Più aumentiamo una produzione e un consumo non sostenibile, più alimentiamo con le emissioni il surriscaldamento, più sfruttiamo la terra e intensifichiamo allevamenti e agricoltura, meno spazio lasciamo alla natura e di conseguenza aumenta il contatto fra fauna selvatica e uomo. Ciò significa aumentare "il contatto fra agenti patogeni e persone, la via in cui si sviluppano le pandemie".

Per ridurre questi rischi è necessario implementare la conservazione delle aree protette attraverso misure che riducono lo sfruttamento non sostenibile delle regioni ad alta biodiversità. Questo porterà a ridurre  il contatto tra fauna selvatica-bestiame e uomo, prevenendo lo sviluppo di future epidemie.  "Le prove scientifiche schiaccianti indicano una conclusione molto positiva - sostiene  Daszak - ovvero il fatto che abbiamo una crescente capacità di prevenire le pandemie:  ma il modo in cui le stiamo affrontando in questo momento ignora ampiamente questa capacità".

Secondo l'IPBES si tratta di un approccio "stagnante",  in cui "ci affidiamo ancora ai tentativi di contenere e controllare le malattie dopo la loro comparsa attraverso vaccini e terapie. Possiamo sfuggire all'era delle pandemie, ma questo richiede una maggiore attenzione alla prevenzione oltre che alla reazione". In sintesi, dobbiamo correre ai ripari prima che queste pandemie si verifichino e non solo dopo e per farlo dobbiamo implementare  "la conservazione e la riduzione dei cambiamenti climatici". Bisogna giocare d'anticipo, anche perchè affidarsi solo alla progettazione di vaccini e misure terapeutiche è un "percorso lento e incerto" con costi miliardari.

Si stima che il possibile costo del Covid-19 (a luglio 2020) fosse tra 8 e 16 trilioni di dollari a livello globale e nei soli Stati Uniti i costi potrebbero raggiungere i 16 trilioni di dollari entro il 4° trimestre del 2021.  Al contrario, ridurre i rischi prevenendo sarebbe 100 volte inferiore al costo della risposta a tali pandemie.

 Il rapporto indica poi alcune azioni concrete che si potrebbero intraprendere, come lanciare un consiglio intergovernativo di alto livello sulla prevenzione delle pandemie per fornire ai decisori politici la migliore scienza e le migliori prove sulle malattie emergenti; ma anche prevedere le aree ad alto rischio; valutare l'impatto economico di potenziali pandemie e mettere in evidenza le lacune della ricerca.
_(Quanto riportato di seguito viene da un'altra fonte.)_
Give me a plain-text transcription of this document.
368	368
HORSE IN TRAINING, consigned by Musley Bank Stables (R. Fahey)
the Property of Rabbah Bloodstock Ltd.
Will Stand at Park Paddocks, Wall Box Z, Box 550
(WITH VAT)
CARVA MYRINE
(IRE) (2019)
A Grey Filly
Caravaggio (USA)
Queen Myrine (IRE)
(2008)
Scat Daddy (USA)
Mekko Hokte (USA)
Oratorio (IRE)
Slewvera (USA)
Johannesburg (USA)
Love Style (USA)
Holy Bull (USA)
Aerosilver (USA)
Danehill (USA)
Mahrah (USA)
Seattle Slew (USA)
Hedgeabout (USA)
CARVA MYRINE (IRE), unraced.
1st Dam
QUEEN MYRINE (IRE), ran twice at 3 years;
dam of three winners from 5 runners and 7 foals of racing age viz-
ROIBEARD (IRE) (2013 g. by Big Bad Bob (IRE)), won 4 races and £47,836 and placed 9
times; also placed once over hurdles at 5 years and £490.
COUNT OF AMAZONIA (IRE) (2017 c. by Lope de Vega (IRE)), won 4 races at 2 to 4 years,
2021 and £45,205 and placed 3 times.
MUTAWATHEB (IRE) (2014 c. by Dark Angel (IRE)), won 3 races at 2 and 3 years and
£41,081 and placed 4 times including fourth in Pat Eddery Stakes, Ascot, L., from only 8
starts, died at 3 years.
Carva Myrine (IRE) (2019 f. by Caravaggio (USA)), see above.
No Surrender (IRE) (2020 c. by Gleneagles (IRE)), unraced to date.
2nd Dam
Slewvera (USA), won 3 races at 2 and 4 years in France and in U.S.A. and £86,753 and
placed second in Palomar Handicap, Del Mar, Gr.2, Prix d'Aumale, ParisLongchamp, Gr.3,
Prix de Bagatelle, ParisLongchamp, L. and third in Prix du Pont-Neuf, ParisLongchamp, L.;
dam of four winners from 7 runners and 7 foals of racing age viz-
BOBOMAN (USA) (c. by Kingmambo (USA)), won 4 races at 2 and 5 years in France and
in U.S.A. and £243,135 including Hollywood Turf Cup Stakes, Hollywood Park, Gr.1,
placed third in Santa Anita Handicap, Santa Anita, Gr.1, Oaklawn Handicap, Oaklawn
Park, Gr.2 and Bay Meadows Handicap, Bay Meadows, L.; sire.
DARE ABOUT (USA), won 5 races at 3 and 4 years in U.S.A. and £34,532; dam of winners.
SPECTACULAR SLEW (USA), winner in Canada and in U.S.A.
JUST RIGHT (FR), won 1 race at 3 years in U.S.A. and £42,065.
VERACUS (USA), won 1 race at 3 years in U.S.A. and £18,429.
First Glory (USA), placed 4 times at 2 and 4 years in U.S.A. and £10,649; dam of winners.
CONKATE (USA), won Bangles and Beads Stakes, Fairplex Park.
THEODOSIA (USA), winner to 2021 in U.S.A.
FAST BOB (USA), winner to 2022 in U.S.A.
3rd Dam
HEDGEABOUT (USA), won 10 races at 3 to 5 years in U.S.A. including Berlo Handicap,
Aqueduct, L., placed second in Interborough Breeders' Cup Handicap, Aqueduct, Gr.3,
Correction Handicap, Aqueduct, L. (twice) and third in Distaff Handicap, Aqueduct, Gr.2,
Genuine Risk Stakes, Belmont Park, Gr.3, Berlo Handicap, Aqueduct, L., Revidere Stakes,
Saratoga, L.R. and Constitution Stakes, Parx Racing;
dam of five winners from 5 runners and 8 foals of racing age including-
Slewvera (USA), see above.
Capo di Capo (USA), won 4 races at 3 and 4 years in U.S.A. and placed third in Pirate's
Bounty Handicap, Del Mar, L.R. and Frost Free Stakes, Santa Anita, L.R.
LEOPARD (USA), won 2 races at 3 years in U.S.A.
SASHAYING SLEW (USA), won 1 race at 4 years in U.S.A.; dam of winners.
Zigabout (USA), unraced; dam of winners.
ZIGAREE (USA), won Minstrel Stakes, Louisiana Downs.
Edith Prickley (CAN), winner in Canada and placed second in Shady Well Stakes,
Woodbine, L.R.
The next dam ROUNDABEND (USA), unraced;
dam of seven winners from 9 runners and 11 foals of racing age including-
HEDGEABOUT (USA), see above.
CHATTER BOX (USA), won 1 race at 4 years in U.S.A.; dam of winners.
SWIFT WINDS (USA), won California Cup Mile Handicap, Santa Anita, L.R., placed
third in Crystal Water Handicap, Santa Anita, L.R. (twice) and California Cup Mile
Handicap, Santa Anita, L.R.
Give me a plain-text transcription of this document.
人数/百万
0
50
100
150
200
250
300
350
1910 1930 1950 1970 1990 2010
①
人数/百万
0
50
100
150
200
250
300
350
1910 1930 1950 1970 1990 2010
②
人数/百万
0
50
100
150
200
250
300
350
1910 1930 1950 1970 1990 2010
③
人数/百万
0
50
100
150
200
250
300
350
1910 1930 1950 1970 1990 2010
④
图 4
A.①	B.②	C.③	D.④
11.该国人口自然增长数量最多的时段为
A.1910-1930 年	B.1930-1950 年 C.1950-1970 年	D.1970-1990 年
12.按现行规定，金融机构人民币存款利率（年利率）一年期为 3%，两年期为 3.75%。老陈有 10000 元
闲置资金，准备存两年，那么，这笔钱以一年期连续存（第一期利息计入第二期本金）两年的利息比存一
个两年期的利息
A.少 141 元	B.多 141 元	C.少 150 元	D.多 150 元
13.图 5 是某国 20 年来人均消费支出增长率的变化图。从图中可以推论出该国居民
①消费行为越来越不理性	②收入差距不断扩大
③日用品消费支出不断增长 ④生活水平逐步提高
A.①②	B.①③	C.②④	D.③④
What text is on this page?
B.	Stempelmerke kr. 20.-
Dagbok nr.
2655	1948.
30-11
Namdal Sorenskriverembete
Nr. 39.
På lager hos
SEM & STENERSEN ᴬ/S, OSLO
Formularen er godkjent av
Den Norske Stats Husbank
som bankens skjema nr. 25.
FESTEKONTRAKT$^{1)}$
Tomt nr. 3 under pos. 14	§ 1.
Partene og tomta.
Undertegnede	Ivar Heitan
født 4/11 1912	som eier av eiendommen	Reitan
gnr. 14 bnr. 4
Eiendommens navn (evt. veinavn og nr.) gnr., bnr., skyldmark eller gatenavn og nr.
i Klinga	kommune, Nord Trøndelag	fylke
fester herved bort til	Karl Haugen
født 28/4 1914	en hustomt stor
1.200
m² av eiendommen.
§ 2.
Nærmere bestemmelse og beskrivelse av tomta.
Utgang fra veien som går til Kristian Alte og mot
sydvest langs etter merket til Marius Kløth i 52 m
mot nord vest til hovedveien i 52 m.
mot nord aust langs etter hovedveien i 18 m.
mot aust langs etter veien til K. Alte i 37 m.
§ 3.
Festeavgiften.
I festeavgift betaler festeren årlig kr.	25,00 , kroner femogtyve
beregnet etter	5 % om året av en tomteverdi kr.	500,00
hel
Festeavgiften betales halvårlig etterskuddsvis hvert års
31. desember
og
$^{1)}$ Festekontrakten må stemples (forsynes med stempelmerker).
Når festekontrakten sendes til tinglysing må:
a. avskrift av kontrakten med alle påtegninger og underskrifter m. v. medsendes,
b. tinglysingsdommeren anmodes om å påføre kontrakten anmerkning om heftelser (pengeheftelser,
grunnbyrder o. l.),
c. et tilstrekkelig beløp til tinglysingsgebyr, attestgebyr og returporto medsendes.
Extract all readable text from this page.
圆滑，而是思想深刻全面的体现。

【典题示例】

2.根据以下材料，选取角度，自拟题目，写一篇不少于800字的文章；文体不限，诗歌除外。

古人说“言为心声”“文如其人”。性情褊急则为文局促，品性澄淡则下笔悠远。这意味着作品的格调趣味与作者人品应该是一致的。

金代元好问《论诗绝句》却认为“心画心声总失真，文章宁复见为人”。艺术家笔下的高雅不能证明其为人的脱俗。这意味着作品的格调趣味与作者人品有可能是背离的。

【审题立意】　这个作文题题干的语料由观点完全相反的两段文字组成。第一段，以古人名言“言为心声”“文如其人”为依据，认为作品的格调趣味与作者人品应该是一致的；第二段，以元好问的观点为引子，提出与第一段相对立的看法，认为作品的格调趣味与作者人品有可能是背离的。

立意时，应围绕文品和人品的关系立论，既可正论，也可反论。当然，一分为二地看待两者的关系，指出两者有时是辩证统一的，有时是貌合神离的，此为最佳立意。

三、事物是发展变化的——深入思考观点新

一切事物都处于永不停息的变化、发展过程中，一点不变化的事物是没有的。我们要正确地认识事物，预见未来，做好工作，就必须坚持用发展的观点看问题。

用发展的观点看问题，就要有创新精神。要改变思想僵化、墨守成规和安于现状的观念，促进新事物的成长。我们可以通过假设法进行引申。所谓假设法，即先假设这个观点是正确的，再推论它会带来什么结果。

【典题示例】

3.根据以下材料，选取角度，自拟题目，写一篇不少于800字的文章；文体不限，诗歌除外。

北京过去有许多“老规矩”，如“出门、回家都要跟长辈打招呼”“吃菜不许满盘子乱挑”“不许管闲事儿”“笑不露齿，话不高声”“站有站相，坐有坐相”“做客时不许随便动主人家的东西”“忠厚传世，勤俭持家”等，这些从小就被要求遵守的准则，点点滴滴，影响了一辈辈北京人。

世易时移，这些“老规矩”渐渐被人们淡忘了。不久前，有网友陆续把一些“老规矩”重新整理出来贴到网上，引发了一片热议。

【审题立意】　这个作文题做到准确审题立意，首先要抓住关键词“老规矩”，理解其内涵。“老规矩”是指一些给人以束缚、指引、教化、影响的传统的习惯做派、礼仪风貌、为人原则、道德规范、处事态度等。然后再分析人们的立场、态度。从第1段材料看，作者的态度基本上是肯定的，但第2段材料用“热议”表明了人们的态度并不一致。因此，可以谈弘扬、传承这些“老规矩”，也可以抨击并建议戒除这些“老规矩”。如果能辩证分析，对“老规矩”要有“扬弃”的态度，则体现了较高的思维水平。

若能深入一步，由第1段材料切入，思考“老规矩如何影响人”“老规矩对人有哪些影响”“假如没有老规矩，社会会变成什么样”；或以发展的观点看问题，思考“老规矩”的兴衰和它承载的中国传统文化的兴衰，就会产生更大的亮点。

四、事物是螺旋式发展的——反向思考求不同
I costi economici delle pandemie andrebbero presi in considerazione "nei bilanci e nelle politiche relative ai consumi". Vanno ridotti "tipi di consumo, espansione agricola e commercio globalizzato che portano alle pandemie", oltre a valutare per esempio tasse e imposte sul "consumo di carne, sulla produzione zootecnica e su altre forme di attività ad alto rischio di pandemia". Punto chiave per ridurre i rischi di zoonosi, come già detto a più riprese, è anche "ridurre o eliminare le specie ad alto rischio di malattia nel commercio di animali selvatici". 

 Dall'influenza aviaria all'Hiv sino al Covid-19 ci sono indicazioni chiarissime su come la perdita di spazi e di biodiversità, oltre al commercio di specie selvatiche, abbia generato a causa del contatto fra persone e fauna selvatiche sempre più pandemie che "aumentano rapidamente, con più di cinque nuove malattie che emergono nelle persone ogni anno, ognuna delle quali ha il potenziale per diventare pandemica" sostiene il rapporto citando oltre 600 studi sul tema.

Molti degli esperti non presenti al panel, ricordando come stiamo assistendo a pandemie ogni 20-30 anni, sostengono che il documento dell'IPBES sia un rapporto "di speranza e non di disperazione", perché in realtà indica una strada concreta per "sfuggire alle pandemie. Ma dobbiamo lavorare fin da subito sulla prevenzione".